The case against grades

This is not my title I have stolen it from Alfie Kohn a long time promoter of the negative impacts that grades have on student learning. It is the title of the article that I am suggesting you should read if you have any interest in this topic.

The purpose of putting this article out there is not to suggest we should no longer use grades but to broaden our knowledge and understanding of what research says about such a deeply embedded policy in our educational system. By doing this we have a broader base of knowledge to then approach the issue in our own classrooms and at a whole site level.

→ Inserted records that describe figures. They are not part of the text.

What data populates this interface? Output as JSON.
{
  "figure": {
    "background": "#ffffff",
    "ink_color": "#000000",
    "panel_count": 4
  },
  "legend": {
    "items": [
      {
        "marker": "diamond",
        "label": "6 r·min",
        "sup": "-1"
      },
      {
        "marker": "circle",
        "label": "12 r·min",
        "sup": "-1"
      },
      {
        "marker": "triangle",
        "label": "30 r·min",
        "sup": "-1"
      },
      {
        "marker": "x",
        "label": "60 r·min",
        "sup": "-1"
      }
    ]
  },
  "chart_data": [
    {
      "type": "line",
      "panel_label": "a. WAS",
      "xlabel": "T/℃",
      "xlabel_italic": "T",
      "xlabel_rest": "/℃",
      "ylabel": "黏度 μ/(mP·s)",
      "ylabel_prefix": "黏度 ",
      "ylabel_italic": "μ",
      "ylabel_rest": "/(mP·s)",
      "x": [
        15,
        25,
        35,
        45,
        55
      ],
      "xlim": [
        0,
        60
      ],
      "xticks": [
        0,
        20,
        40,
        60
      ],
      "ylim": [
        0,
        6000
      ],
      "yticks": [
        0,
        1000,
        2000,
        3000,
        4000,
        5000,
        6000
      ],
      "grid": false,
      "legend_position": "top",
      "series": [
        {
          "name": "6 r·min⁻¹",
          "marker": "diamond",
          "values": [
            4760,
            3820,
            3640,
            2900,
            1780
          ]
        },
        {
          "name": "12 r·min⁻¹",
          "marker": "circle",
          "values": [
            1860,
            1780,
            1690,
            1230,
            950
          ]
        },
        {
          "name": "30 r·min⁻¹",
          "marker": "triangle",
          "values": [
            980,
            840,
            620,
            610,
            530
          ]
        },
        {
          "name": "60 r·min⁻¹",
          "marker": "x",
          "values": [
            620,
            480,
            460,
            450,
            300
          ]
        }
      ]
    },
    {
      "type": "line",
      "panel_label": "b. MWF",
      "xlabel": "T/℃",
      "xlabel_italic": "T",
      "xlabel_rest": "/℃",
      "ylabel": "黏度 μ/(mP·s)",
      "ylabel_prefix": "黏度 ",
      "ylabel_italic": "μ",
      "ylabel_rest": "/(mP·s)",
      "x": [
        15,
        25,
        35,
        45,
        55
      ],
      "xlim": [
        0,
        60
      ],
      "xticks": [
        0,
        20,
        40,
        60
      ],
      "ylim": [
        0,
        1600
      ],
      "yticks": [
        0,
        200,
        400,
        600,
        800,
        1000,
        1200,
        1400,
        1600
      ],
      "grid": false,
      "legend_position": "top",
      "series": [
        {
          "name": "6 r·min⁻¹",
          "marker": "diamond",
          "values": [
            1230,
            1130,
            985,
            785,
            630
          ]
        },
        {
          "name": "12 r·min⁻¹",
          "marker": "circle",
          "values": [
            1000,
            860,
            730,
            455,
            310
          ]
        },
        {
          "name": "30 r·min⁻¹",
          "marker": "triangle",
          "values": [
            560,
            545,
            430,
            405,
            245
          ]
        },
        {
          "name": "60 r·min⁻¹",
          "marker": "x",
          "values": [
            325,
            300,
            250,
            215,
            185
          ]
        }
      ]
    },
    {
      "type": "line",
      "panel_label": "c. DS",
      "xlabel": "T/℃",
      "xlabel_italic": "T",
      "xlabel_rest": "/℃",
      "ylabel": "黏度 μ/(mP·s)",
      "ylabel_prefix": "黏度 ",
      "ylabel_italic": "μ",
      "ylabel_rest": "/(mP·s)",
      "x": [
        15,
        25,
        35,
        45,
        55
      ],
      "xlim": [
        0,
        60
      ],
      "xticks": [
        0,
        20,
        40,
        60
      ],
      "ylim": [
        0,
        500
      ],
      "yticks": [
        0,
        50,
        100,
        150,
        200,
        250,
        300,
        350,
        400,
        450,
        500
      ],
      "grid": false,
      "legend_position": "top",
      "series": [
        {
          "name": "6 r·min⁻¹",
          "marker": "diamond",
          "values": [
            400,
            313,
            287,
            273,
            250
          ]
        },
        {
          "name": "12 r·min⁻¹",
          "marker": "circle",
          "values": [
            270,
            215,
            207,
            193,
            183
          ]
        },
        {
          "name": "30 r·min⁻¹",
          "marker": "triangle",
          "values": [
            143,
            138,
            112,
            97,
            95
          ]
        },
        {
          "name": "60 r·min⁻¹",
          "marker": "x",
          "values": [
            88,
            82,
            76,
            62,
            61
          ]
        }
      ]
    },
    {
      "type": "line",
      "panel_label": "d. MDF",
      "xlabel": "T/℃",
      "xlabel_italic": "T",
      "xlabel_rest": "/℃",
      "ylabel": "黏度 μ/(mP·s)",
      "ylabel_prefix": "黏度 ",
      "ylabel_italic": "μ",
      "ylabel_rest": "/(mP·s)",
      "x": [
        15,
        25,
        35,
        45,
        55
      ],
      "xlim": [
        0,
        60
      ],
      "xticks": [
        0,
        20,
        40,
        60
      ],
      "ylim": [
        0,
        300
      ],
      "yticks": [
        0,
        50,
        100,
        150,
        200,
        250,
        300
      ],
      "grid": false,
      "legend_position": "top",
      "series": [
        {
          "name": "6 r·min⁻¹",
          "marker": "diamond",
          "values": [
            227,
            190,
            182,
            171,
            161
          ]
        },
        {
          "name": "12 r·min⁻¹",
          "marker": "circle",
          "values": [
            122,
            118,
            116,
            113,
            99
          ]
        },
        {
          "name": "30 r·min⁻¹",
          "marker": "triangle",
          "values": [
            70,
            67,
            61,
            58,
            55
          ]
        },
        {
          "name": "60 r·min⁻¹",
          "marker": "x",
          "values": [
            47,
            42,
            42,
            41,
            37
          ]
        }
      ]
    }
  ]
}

Among other things the article covers the following:

  • Grades tend to diminish students’ interest in whatever they’re learning.
  • Grades create a preference for the easiest possible task.
  • Grades tend to reduce the quality of students’ thinking.

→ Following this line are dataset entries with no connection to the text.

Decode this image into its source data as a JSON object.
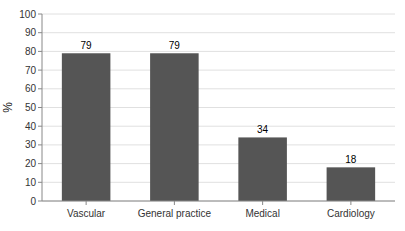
{
  "chart_data": {
    "type": "bar",
    "ylabel": "%",
    "categories": [
      "Vascular",
      "General practice",
      "Medical",
      "Cardiology"
    ],
    "values": [
      79,
      79,
      34,
      18
    ],
    "color": "#555555",
    "ylim": [
      0,
      100
    ],
    "yticks": [
      0,
      10,
      20,
      30,
      40,
      50,
      60,
      70,
      80,
      90,
      100
    ],
    "grid": true,
    "data_labels": true
  }
}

The following information (a quote from the article) was reinforced to us by Dylan Wiliam in week 2 this term.

“It’s not enough to add narrative reports.  “When comments and grades coexist, the comments are written to justify the grade” (Wilson, 2009, p. 60).  Teachers report that students, for their part, often just turn to the grade and ignore the comment, but “when there’s only a comment, they read it,” says high school English teacher Jim Drier.  Moreover, research suggests that the harmful impact of grades on creativity is no less (and possibly even more) potent when a narrative accompanies them.  Narratives are helpful only in the absence of grades (Butler, 1988; Pulfrey et al., 2011).”